La plupart des fonds éthiques ou socialement responsables n’ont pas de dent ni de couille. Il y a quelques exceptions, mais la plupart sont des outils de marketing qui aident à avoir bonne conscience. Je préfère les appeler les Cheerleaders de la finance. La plupart agitent des pompons sans impact significatif. Rarement un investisseur obtient ce qu’il croit acheter. Le consommateur allergique aux arachides… ne veut pas de traces d’arachides. Avec les investissements socialement responsables… garder votre «Epipen» à portée!

Comme vous, j’observe que les valeurs évoluent rapidement. Il y a les valeurs solidement ancrées. Ainsi, le  public ne VEUT PAS encourager…

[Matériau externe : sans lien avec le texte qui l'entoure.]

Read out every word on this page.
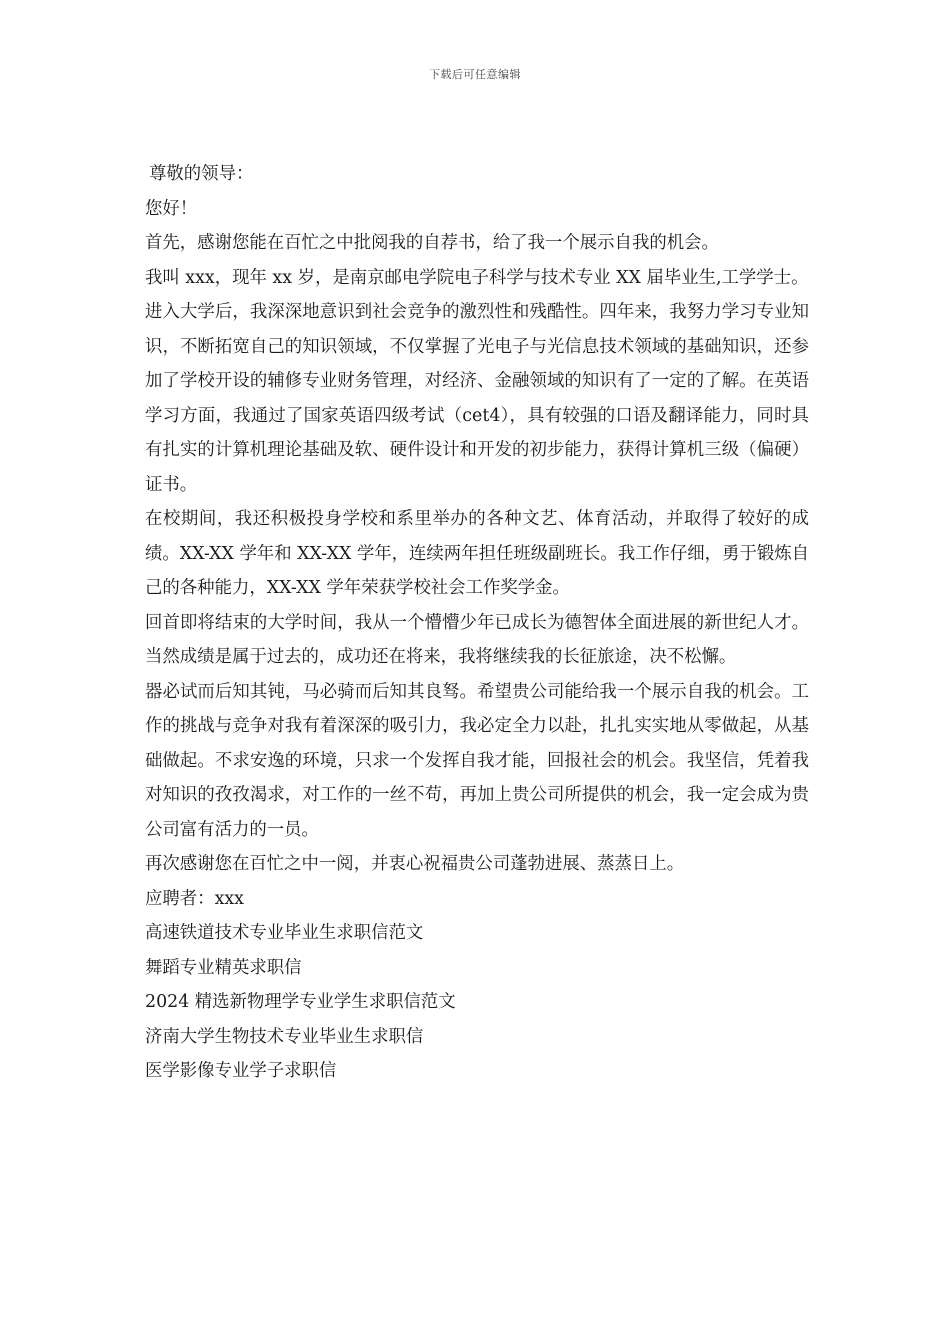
下载后可任意编辑

尊敬的领导：

您好！

首先，感谢您能在百忙之中批阅我的自荐书，给了我一个展示自我的机会。

我叫 xxx，现年 xx 岁，是南京邮电学院电子科学与技术专业 XX 届毕业生,工学学士。

进入大学后，我深深地意识到社会竞争的激烈性和残酷性。四年来，我努力学习专业知识，不断拓宽自己的知识领域，不仅掌握了光电子与光信息技术领域的基础知识，还参加了学校开设的辅修专业财务管理，对经济、金融领域的知识有了一定的了解。在英语学习方面，我通过了国家英语四级考试（cet4），具有较强的口语及翻译能力，同时具有扎实的计算机理论基础及软、硬件设计和开发的初步能力，获得计算机三级（偏硬）证书。

在校期间，我还积极投身学校和系里举办的各种文艺、体育活动，并取得了较好的成绩。XX-XX 学年和 XX-XX 学年，连续两年担任班级副班长。我工作仔细，勇于锻炼自己的各种能力，XX-XX 学年荣获学校社会工作奖学金。

回首即将结束的大学时间，我从一个懵懵少年已成长为德智体全面进展的新世纪人才。当然成绩是属于过去的，成功还在将来，我将继续我的长征旅途，决不松懈。

器必试而后知其钝，马必骑而后知其良驽。希望贵公司能给我一个展示自我的机会。工作的挑战与竞争对我有着深深的吸引力，我必定全力以赴，扎扎实实地从零做起，从基础做起。不求安逸的环境，只求一个发挥自我才能，回报社会的机会。我坚信，凭着我对知识的孜孜渴求，对工作的一丝不苟，再加上贵公司所提供的机会，我一定会成为贵公司富有活力的一员。

再次感谢您在百忙之中一阅，并衷心祝福贵公司蓬勃进展、蒸蒸日上。

应聘者：xxx

高速铁道技术专业毕业生求职信范文

舞蹈专业精英求职信

2024 精选新物理学专业学生求职信范文

济南大学生物技术专业毕业生求职信

医学影像专业学子求职信
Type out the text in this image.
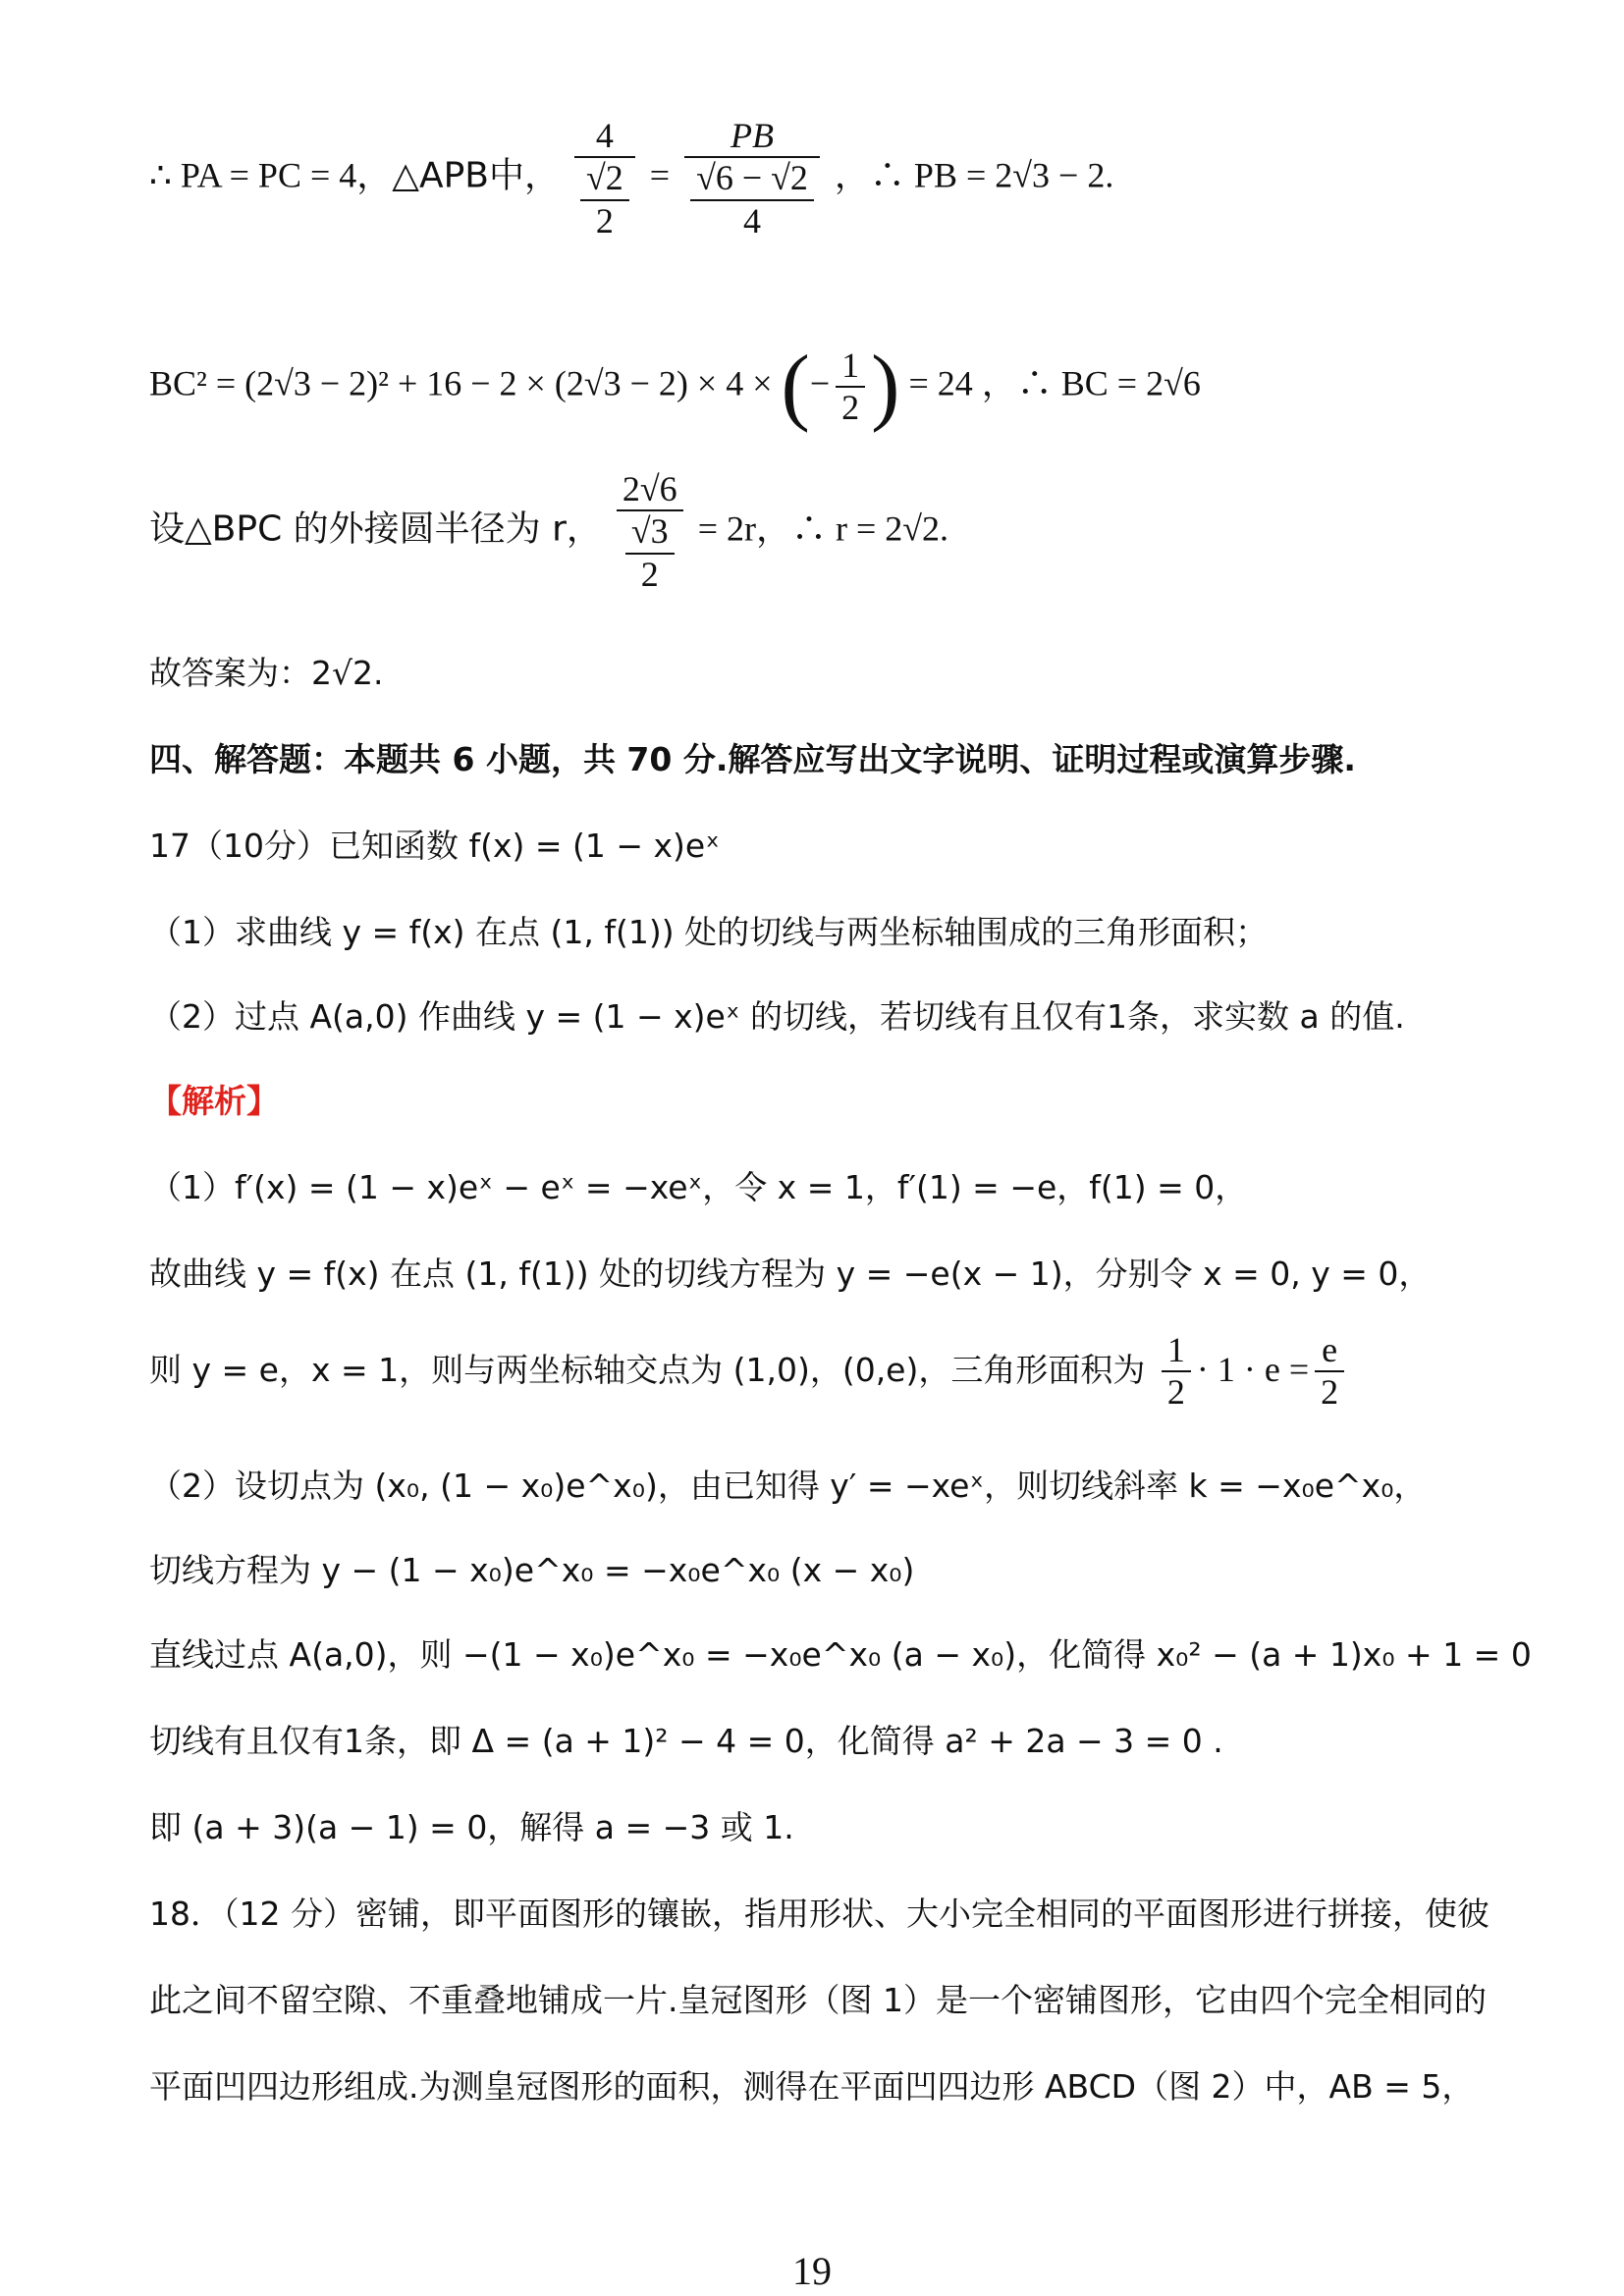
∴ PA = PC = 4，△APB中， $\frac{4}{\frac{√2}{2}} = \frac{PB}{\frac{√6 - √2}{4}}$ ，∴ PB = 2√3 − 2.
BC² = (2√3 − 2)² + 16 − 2 × (2√3 − 2) × 4 × (− $\frac{1}{2}$ ) = 24 ，∴ BC = 2√6
设△BPC 的外接圆半径为 r， $\frac{2√6}{\frac{√3}{2}} = 2r$，∴ r = 2√2.
故答案为：2√2.
四、解答题：本题共 6 小题，共 70 分.解答应写出文字说明、证明过程或演算步骤.
17（10分）已知函数 f(x) = (1 − x)eˣ
（1）求曲线 y = f(x) 在点 (1, f(1)) 处的切线与两坐标轴围成的三角形面积；
（2）过点 A(a,0) 作曲线 y = (1 − x)eˣ 的切线，若切线有且仅有1条，求实数 a 的值.
【解析】
（1）f′(x) = (1 − x)eˣ − eˣ = −xeˣ，令 x = 1，f′(1) = −e，f(1) = 0，
故曲线 y = f(x) 在点 (1, f(1)) 处的切线方程为 y = −e(x − 1)，分别令 x = 0, y = 0，
则 y = e，x = 1，则与两坐标轴交点为 (1,0)，(0,e)，三角形面积为 $\frac{1}{2} \cdot 1 \cdot e = \frac{e}{2}$
（2）设切点为 (x₀, (1 − x₀)e^x₀)，由已知得 y′ = −xeˣ，则切线斜率 k = −x₀e^x₀，
切线方程为 y − (1 − x₀)e^x₀ = −x₀e^x₀ (x − x₀)
直线过点 A(a,0)，则 −(1 − x₀)e^x₀ = −x₀e^x₀ (a − x₀)，化简得 x₀² − (a + 1)x₀ + 1 = 0
切线有且仅有1条，即 Δ = (a + 1)² − 4 = 0，化简得 a² + 2a − 3 = 0 .
即 (a + 3)(a − 1) = 0，解得 a = −3 或 1.
18．（12 分）密铺，即平面图形的镶嵌，指用形状、大小完全相同的平面图形进行拼接，使彼
此之间不留空隙、不重叠地铺成一片.皇冠图形（图 1）是一个密铺图形，它由四个完全相同的
平面凹四边形组成.为测皇冠图形的面积，测得在平面凹四边形 ABCD（图 2）中，AB = 5，
19
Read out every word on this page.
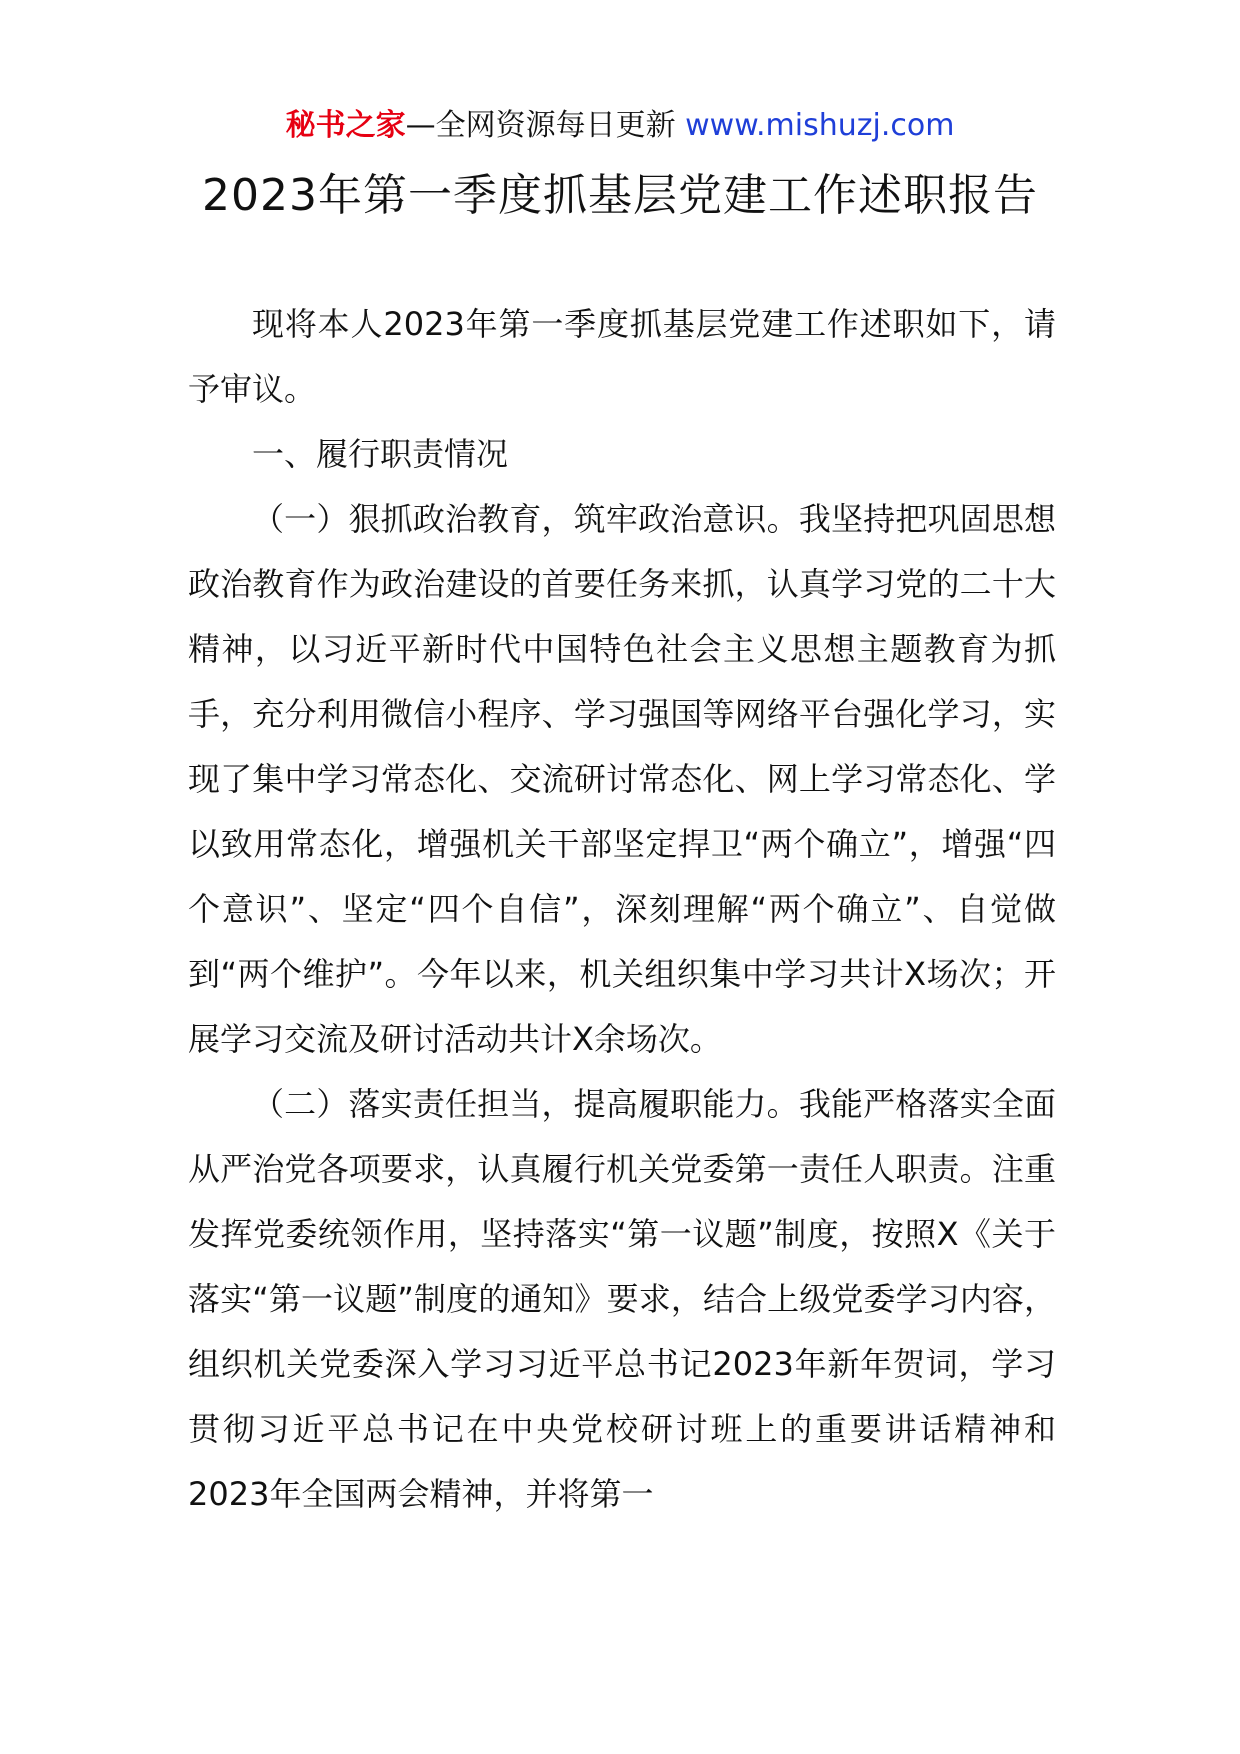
秘书之家—全网资源每日更新 www.mishuzj.com
2023年第一季度抓基层党建工作述职报告

现将本人2023年第一季度抓基层党建工作述职如下，请予审议。

一、履行职责情况

（一）狠抓政治教育，筑牢政治意识。我坚持把巩固思想政治教育作为政治建设的首要任务来抓，认真学习党的二十大精神，以习近平新时代中国特色社会主义思想主题教育为抓手，充分利用微信小程序、学习强国等网络平台强化学习，实现了集中学习常态化、交流研讨常态化、网上学习常态化、学以致用常态化，增强机关干部坚定捍卫“两个确立”，增强“四个意识”、坚定“四个自信”，深刻理解“两个确立”、自觉做到“两个维护”。今年以来，机关组织集中学习共计X场次；开展学习交流及研讨活动共计X余场次。

（二）落实责任担当，提高履职能力。我能严格落实全面从严治党各项要求，认真履行机关党委第一责任人职责。注重发挥党委统领作用，坚持落实“第一议题”制度，按照X《关于落实“第一议题”制度的通知》要求，结合上级党委学习内容，组织机关党委深入学习习近平总书记2023年新年贺词，学习贯彻习近平总书记在中央党校研讨班上的重要讲话精神和2023年全国两会精神，并将第一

  • Les industries polluantes
  • Le nucléaire
  • Les sociétés impliquées dans l’armement
  • Les jeux de hasard
  • Le tabac
  • Mauvais traitements aux enfants et iniquités sociales ou basées sur le sexe

Puis, on remarque de nouvelles préoccupations et valeurs

-Non aux bonis et salaires disproportionnés des hauts dirigeants
-Non, aux sociétés actives dans la spéculation (particulièrement alimentaire, énergie, devises…)
-On ne veut pas encourager les sociétés qui ne paient pas leurs justes parts d’impôts (comme General Electric)
-Non, aux Paradis fiscaux et stratagèmes qui permettent d’exporter les profits et d’importer les déficits.

Celles-ci ne font malheureusement pas partie des filtres des fonds supposément éthiques.

Les paradoxes et contradictions abondent

Voici des exemples flagrants de l’élasticité des valeurs des fonds éthiques, verts, ou socialement responsables:

1-Non à l’industrie des Jeux de Hasard: Qui contrôle le jeu au Canada? Les provinces! Voit-on des fonds exclurent les obligations d’épargnes du Québec parce que le gouvernement encourage le jeu avec ses casinos?

2-Michael Jantzi est un des pionniers de l’investissement responsable au Canada. Il est l’un des consultants les plus connus et à l’origine des indices Jantzi. La Banque Royale et les fonds Méritas se fondent sur ses indices pour établir le contenu de leurs fonds socialement responsables. Récemment sur la page d’accueil de son site web Sustainalytics.com il était écrit en toutes lettres: «En Avril 2011, les chercheurs de l’Université Cornell ont déterminé que les techniques de fractionnement du schiste pour en extraire le gaz, auront une empreinte de carbone supérieure au pétrole, au charbon et au gaz conventionnel, et ce, pour au moins 20 ans. Aujourd’hui 28 octobre, l’indice Jantzi canadien contient encore des entreprises impliquées dans le gaz de schiste.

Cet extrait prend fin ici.